Y este enfoque, tristemente, ha atentado contra la existencia de proyectos de tamaño medio. Hoy parece impensado quitar “mundo abierto”, “árbol de habilidades” y “mecánicas RPG” de la ecuación del juego “AAA” promedio. En la práctica, esto también significa que los juegos tienden a parecerse mucho porque por más diferentes que sean sus ambientaciones, las actividades a realizar son muy similares. Lo cual no quiere decir que los juegos sean malos ni nada por el estilo y creo que nadie podría dudar de la calidad de un Assassin’s Creed Odyssey o un Spider-Man.

Pero lo que quiero decir es que el hecho de seguir tendencias populares ha traído como consecuencia la homogenización de los proyectos más grandes y pocas compañías parecen dispuestas a tomar riesgos porque el público tampoco está demasiado abierto a apostar por algo que no vaya a la segura. Y un ejemplo de esto es que estudios como Obsidian o Inxile, reconocidos por proyectos medianos y de nicho, solo pudieron sobrevivir -sobre todo el primero- porque fueron comprados por Microsoft.

Entrando casi en 2019, la industria de desarrollo de videojuegos está viviendo un momento clave. La próxima generación de consolas está cada vez más cerca y con cada transición, los costos de desarrollo aumentan y eso siempre trae consecuencias, no solo para los estudios medianos o pequeños sino también para aquellos al alero de compañías grandes, como EA. No está lejos el caso de Visceral Games, que después de tres juegos de Dead Space y un spin off de Battlefield desapareció porque los juegos nunca fueron lo suficientemente rentables como para que EA siguiera apostando por ellos. Y ni siquiera estoy hablando de “malos juegos”, porque Dead Space 3 (el más despreciado de la trilogía) no fue un mal juego y lo mismo corre para Dante’s Inferno, otro bien recordado por la fanaticada. No, el problema de Visceral fue que sus juegos no estaban a la altura de FIFA, Madden o Battlefield en términos monetarios.

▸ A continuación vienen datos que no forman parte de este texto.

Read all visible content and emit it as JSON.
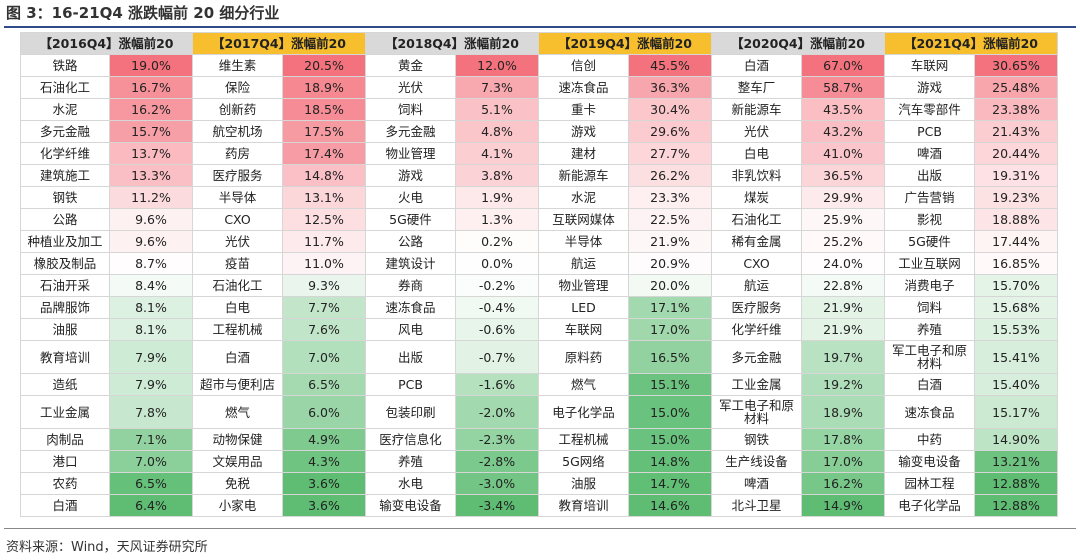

Otro ejemplo de lo anterior, quizás menos dramático en términos de estudios cerrados pero igualmente decidor, es el de Rockstar Games. La compañía pasó de publicar seis proyectos completos en la generación pasada (dos GTA más dos expansiones que parecían juegos enteros, un Max Payne, un Red Dead Redemption, L.A. Noire y Manhunt) a publicar un port de GTA V y Red Dead Redemption 2 en la octava. El patrón parece evidente.

Por lo mismo, creo que la existencia de juegos como Darksiders III, con todas las carencias que pueda tener (insisto, no lo he probado aún así que no puedo hablar en propiedad respecto a eso) me parece ultra sano en una industria cuyo modelo de producción lleva años escalando a niveles peligrosos, donde hasta hace poco parecía solo haber cabida para proyectos indies o proyectos gigantes, sin lugar intermedio.

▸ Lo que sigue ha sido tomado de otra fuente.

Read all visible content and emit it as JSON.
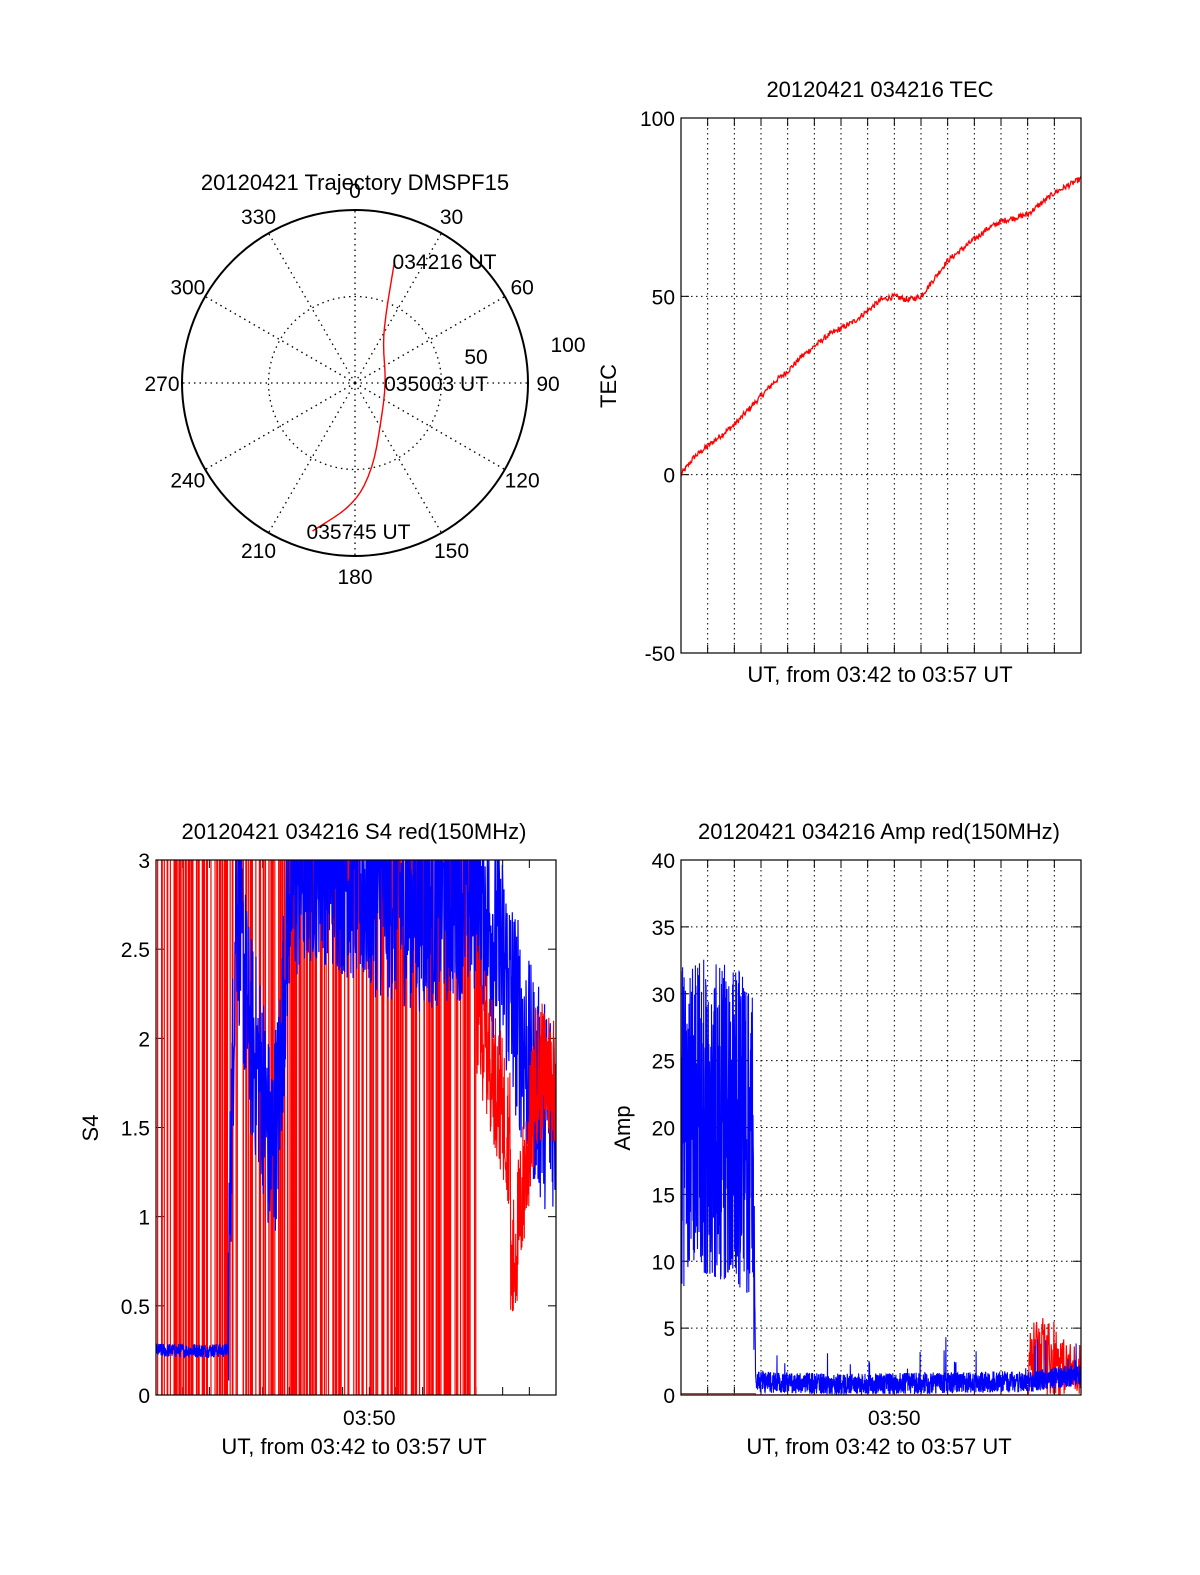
{
  "colors": {
    "primary": "#ff0000",
    "secondary": "#0000ff",
    "axis": "#000000",
    "grid": "#000000",
    "background": "#ffffff"
  },
  "chart_data": [
    {
      "type": "polar",
      "title": "20120421 Trajectory DMSPF15",
      "angle_labels": [
        "0",
        "30",
        "60",
        "90",
        "120",
        "150",
        "180",
        "210",
        "240",
        "270",
        "300",
        "330"
      ],
      "radius_labels": [
        "50",
        "100"
      ],
      "rlim": [
        0,
        100
      ],
      "grid": true,
      "series": [
        {
          "color": "#ff0000",
          "points": [
            {
              "az": 18,
              "r": 74
            },
            {
              "az": 20,
              "r": 60
            },
            {
              "az": 24,
              "r": 44
            },
            {
              "az": 35,
              "r": 28
            },
            {
              "az": 90,
              "r": 18
            },
            {
              "az": 148,
              "r": 28
            },
            {
              "az": 168,
              "r": 50
            },
            {
              "az": 180,
              "r": 70
            },
            {
              "az": 196,
              "r": 89
            }
          ]
        }
      ],
      "annotations": [
        {
          "text": "034216 UT",
          "az": 18,
          "r": 74
        },
        {
          "text": "035003 UT",
          "az": 90,
          "r": 18
        },
        {
          "text": "035745 UT",
          "az": 196,
          "r": 89
        }
      ]
    },
    {
      "type": "line",
      "title": "20120421 034216 TEC",
      "xlabel": "UT, from 03:42 to 03:57 UT",
      "ylabel": "TEC",
      "xlim": [
        "03:42",
        "03:57"
      ],
      "ylim": [
        -50,
        100
      ],
      "yticks": [
        "-50",
        "0",
        "50",
        "100"
      ],
      "xticks": [],
      "grid": true,
      "x_minutes_from_start": [
        0,
        0.5,
        1,
        1.5,
        2,
        2.5,
        3,
        3.5,
        4,
        4.5,
        5,
        5.5,
        6,
        6.5,
        7,
        7.5,
        8,
        8.5,
        9,
        9.5,
        10,
        10.5,
        11,
        11.5,
        12,
        12.5,
        13,
        13.5,
        14,
        14.5,
        15
      ],
      "series": [
        {
          "color": "#ff0000",
          "values": [
            0,
            5,
            8,
            11,
            14,
            18,
            22,
            26,
            29,
            33,
            36,
            39,
            41,
            43,
            46,
            49,
            50,
            49,
            50,
            55,
            60,
            63,
            66,
            69,
            71,
            72,
            73,
            76,
            79,
            81,
            83
          ]
        }
      ]
    },
    {
      "type": "line",
      "title": "20120421 034216 S4 red(150MHz)",
      "xlabel": "UT, from 03:42 to 03:57 UT",
      "ylabel": "S4",
      "xlim": [
        "03:42",
        "03:57"
      ],
      "ylim": [
        0,
        3
      ],
      "yticks": [
        "0",
        "0.5",
        "1",
        "1.5",
        "2",
        "2.5",
        "3"
      ],
      "xticks": [
        "03:50"
      ],
      "grid": false,
      "series": [
        {
          "color": "#ff0000",
          "style": "spikes"
        },
        {
          "color": "#0000ff",
          "style": "noisy",
          "envelope": [
            {
              "x": 0,
              "y": 0.25
            },
            {
              "x": 2.7,
              "y": 0.25
            },
            {
              "x": 3.0,
              "y": 2.6
            },
            {
              "x": 3.5,
              "y": 1.8
            },
            {
              "x": 4.0,
              "y": 1.5
            },
            {
              "x": 4.3,
              "y": 1.1
            },
            {
              "x": 4.6,
              "y": 1.4
            },
            {
              "x": 5.0,
              "y": 2.6
            },
            {
              "x": 6,
              "y": 2.8
            },
            {
              "x": 8,
              "y": 2.6
            },
            {
              "x": 10,
              "y": 2.5
            },
            {
              "x": 12,
              "y": 2.6
            },
            {
              "x": 13,
              "y": 2.2
            },
            {
              "x": 14,
              "y": 1.6
            },
            {
              "x": 14.5,
              "y": 1.4
            },
            {
              "x": 15,
              "y": 1.4
            }
          ]
        }
      ]
    },
    {
      "type": "line",
      "title": "20120421 034216 Amp red(150MHz)",
      "xlabel": "UT, from 03:42 to 03:57 UT",
      "ylabel": "Amp",
      "xlim": [
        "03:42",
        "03:57"
      ],
      "ylim": [
        0,
        40
      ],
      "yticks": [
        "0",
        "5",
        "10",
        "15",
        "20",
        "25",
        "30",
        "35",
        "40"
      ],
      "xticks": [
        "03:50"
      ],
      "grid": true,
      "series": [
        {
          "color": "#ff0000",
          "style": "noisy",
          "envelope": [
            {
              "x": 0,
              "y": 0.1
            },
            {
              "x": 2.8,
              "y": 0.1
            },
            {
              "x": 13.0,
              "y": 0
            },
            {
              "x": 13.1,
              "y": 5.5
            },
            {
              "x": 14.0,
              "y": 6
            },
            {
              "x": 14.4,
              "y": 4
            }
          ]
        },
        {
          "color": "#0000ff",
          "style": "noisy",
          "envelope": [
            {
              "x": 0,
              "y": 20
            },
            {
              "x": 1.0,
              "y": 21
            },
            {
              "x": 2.0,
              "y": 20
            },
            {
              "x": 2.7,
              "y": 19
            },
            {
              "x": 2.8,
              "y": 1.0
            },
            {
              "x": 6,
              "y": 0.8
            },
            {
              "x": 10,
              "y": 0.9
            },
            {
              "x": 13,
              "y": 1.0
            },
            {
              "x": 15,
              "y": 1.5
            }
          ]
        }
      ]
    }
  ]
}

De la misma manera, y extendiéndolo a los publishers, también es sano que compañías como THQ Nordic, Focus Home Interactive, 505 Games o Deep Silver (¿será casualidad que sean todas europeas?), o la misma Nintendo con juegos como Captain Toad Treasure Tracker o los nuevos Pokémon, apuesten por lanzar una buena variedad de proyectos de tamaño mediano pero con expectativas mesuradas (como las de Darksiders III) que les permitan tener éxito y números azules, sin tener que hipotecarlo todo para terminar con juegos iguales a todo lo demás.

Seguramente Darksiders III cumplirá sus modestos objetivos (sería muy raro que no) y eso permitirá que exista una secuela, o que Gunfire Games y sus “apenas” 40 empleados puedan trabajar tranquilos en un siguiente proyecto del mismo calibre. Y eso me parecería muy positivo.